Optimal management of muscular ventricular septal defects (MVSD) is still not determined in the current era. Moreover, long-term left ventricular function after closure of MVSD is not well known. Thus, we investigated surgical outcomes including long-term left ventricular function after closure of MVSD through left ventriculotomy.
We conducted a retrospective review of medical records of 20 children who underwent MVSD closure between March 1993 and August 2010. There were 10 boys (50%) and 10 girls (50%). Patient age ranged from 1.6 to 103.4 months (median, 26.4 months), and body weight from 2.8 to 31.5 kg (median, 11.9 kg). Electrocardiogram results were normal sinus rhythm in all except 1 patient with congenital complete atrioventricular block. There were 16 patients who previously had palliative pulmonary artery banding procedures before closure of MVSD. There were 13 patients (65%) with Swiss-cheese type VSD.

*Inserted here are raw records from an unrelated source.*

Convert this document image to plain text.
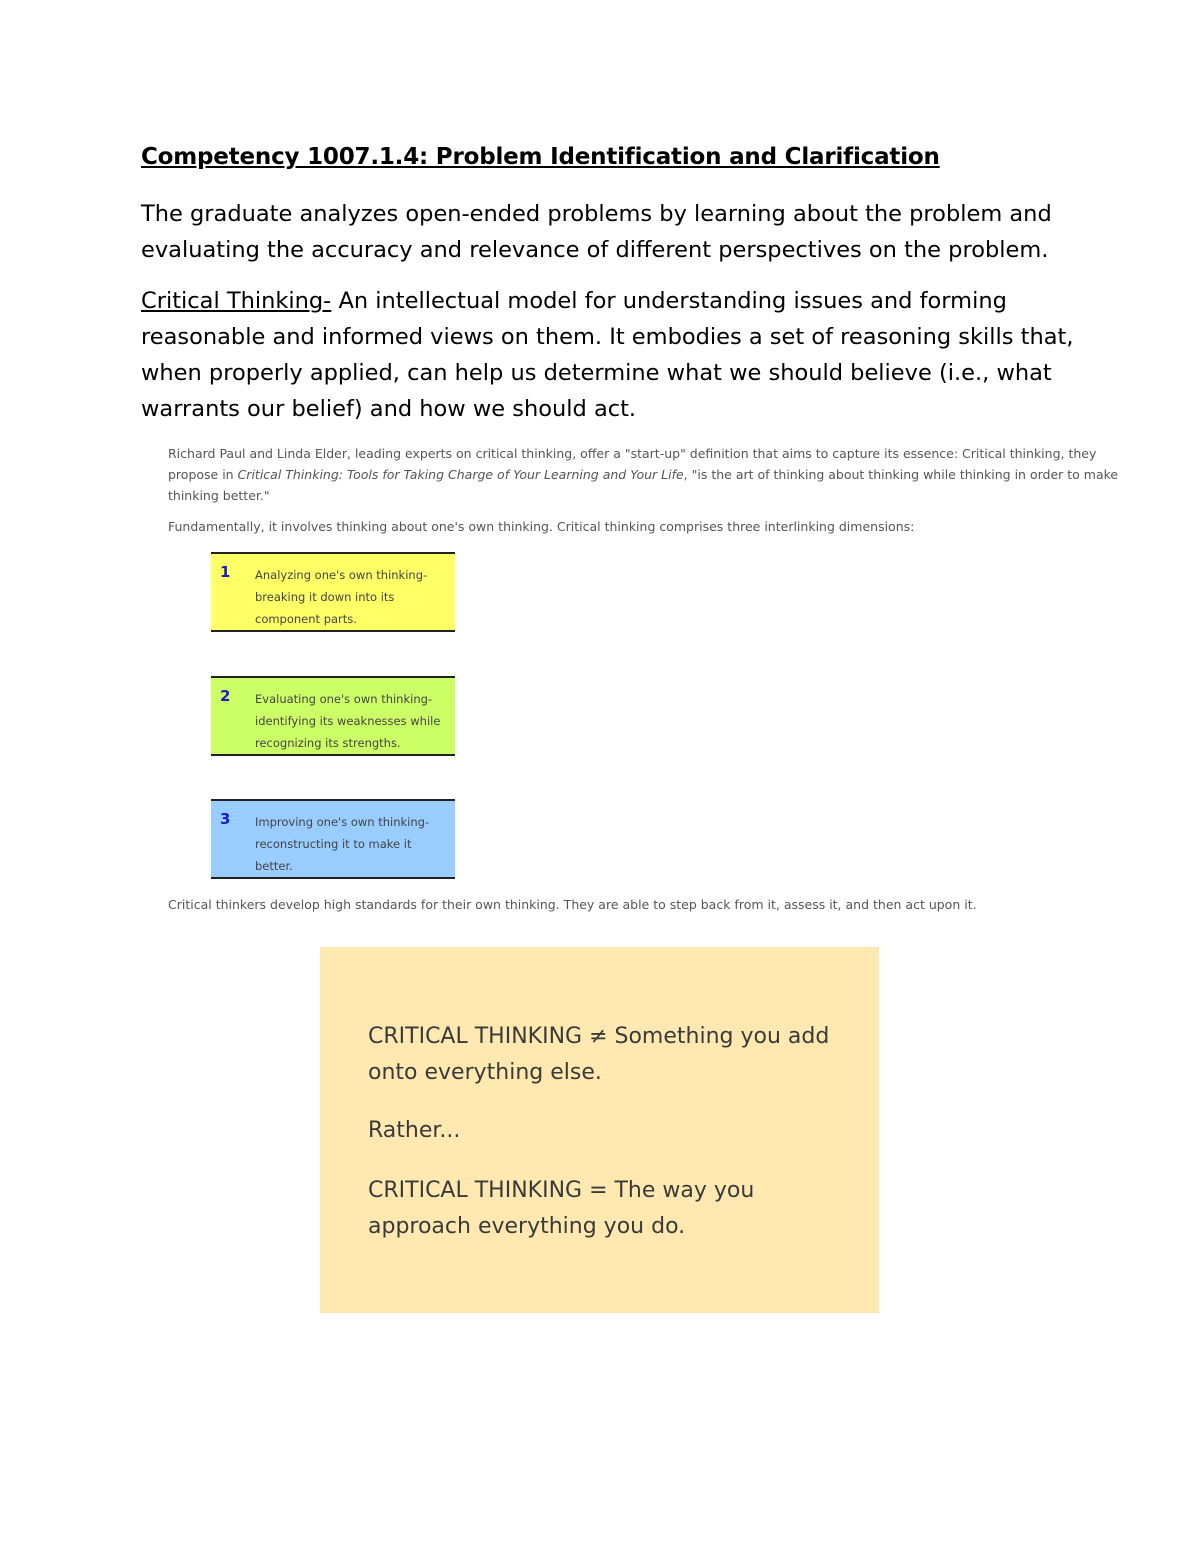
Competency 1007.1.4: Problem Identification and Clarification

The graduate analyzes open-ended problems by learning about the problem and evaluating the accuracy and relevance of different perspectives on the problem.

Critical Thinking- An intellectual model for understanding issues and forming reasonable and informed views on them. It embodies a set of reasoning skills that, when properly applied, can help us determine what we should believe (i.e., what warrants our belief) and how we should act.

Richard Paul and Linda Elder, leading experts on critical thinking, offer a "start-up" definition that aims to capture its essence: Critical thinking, they propose in Critical Thinking: Tools for Taking Charge of Your Learning and Your Life, "is the art of thinking about thinking while thinking in order to make thinking better."

Fundamentally, it involves thinking about one's own thinking. Critical thinking comprises three interlinking dimensions:

1 Analyzing one's own thinking- breaking it down into its component parts.
2 Evaluating one's own thinking- identifying its weaknesses while recognizing its strengths.
3 Improving one's own thinking- reconstructing it to make it better.

Critical thinkers develop high standards for their own thinking. They are able to step back from it, assess it, and then act upon it.

CRITICAL THINKING ≠ Something you add onto everything else.

Rather...

CRITICAL THINKING = The way you approach everything you do.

There was 1 hospital death of a patient with congenital complete atrioventricular block with pacemaker malfunction (5%). There was 1 late death of a patient with del 22q with adenoviral pneumonia. There was no reoperation. Median follow-up duration was 85.9 months (range, 4.7 to 166.7). The location of MVSD was apical portion in 10 patients (50%) and midtrabecular portion in 9 patients (45%). There were 6 Dacron patch closures and 13 direct closures of MVSD through left ventriculotomy. There was no complete atrioventricular block. Last follow-up echocardiographic data showed normal ejection fraction with 65.2% ± 8.2% after closure of MVSDs. There was no leakage in 8 patients; 11 patients had insignificant leakage, which disappeared spontaneously in 4 patients 17.9 months (median value) after operation.
Our acceptable long-term results of left ventricular function after left ventriculotomy proved that this technique might be a viable option in the management of MVSD.
在当前时代,MVSD 的最佳治疗方法仍未确定。此外,MVSD 闭合后左心室功能的长期预后尚不清楚。因此,我们通过左心室切开术研究了 MVSD 闭合的手术结果,包括长期左心室功能。
我们对 1993 年 3 月至 2010 年 8 月期间接受 MVSD 闭合治疗的 20 名儿童的病历进行了回顾性分析。其中男 10 例(50%),女 10 例(50%)。患者年龄 1.6 至 103.4 个月(中位数 26.4 个月),体重 2.8 至 31.5kg(中位数 11.9kg)。除 1 例先天性完全性房室传导阻滞患者外,其余患者心电图均为窦性心律。16 例患者在 MVSD 闭合前曾行姑息性肺动脉带术。13 例(65%)患者为瑞士奶酪型 VSD。
1 例合并起搏器功能障碍的先天性完全性房室传导阻滞患者在院死亡(5%)。1 例因腺病毒肺炎导致 del 22q 的患者死亡。无再次手术。中位随访时间为 85.9 个月(范围 4.7 至 166.7)。MVSD 的位置 10 例(50%)位于心尖部,9 例(45%)位于间隔部。6 例行涤纶片修补,13 例行左心室切开直接修补 MVSD。无完全性房室传导阻滞。末次随访时超声心动图显示左心室射血分数正常,MVSD 闭合后为 65.2%±8.2%。8 例无残余分流,11 例残余分流较小,4 例患者于术后 17.9 个月(中位数)自然消失。
我们的左心室功能长期结果可接受,证明了左心室切开术在 MVSD 治疗中的可行性。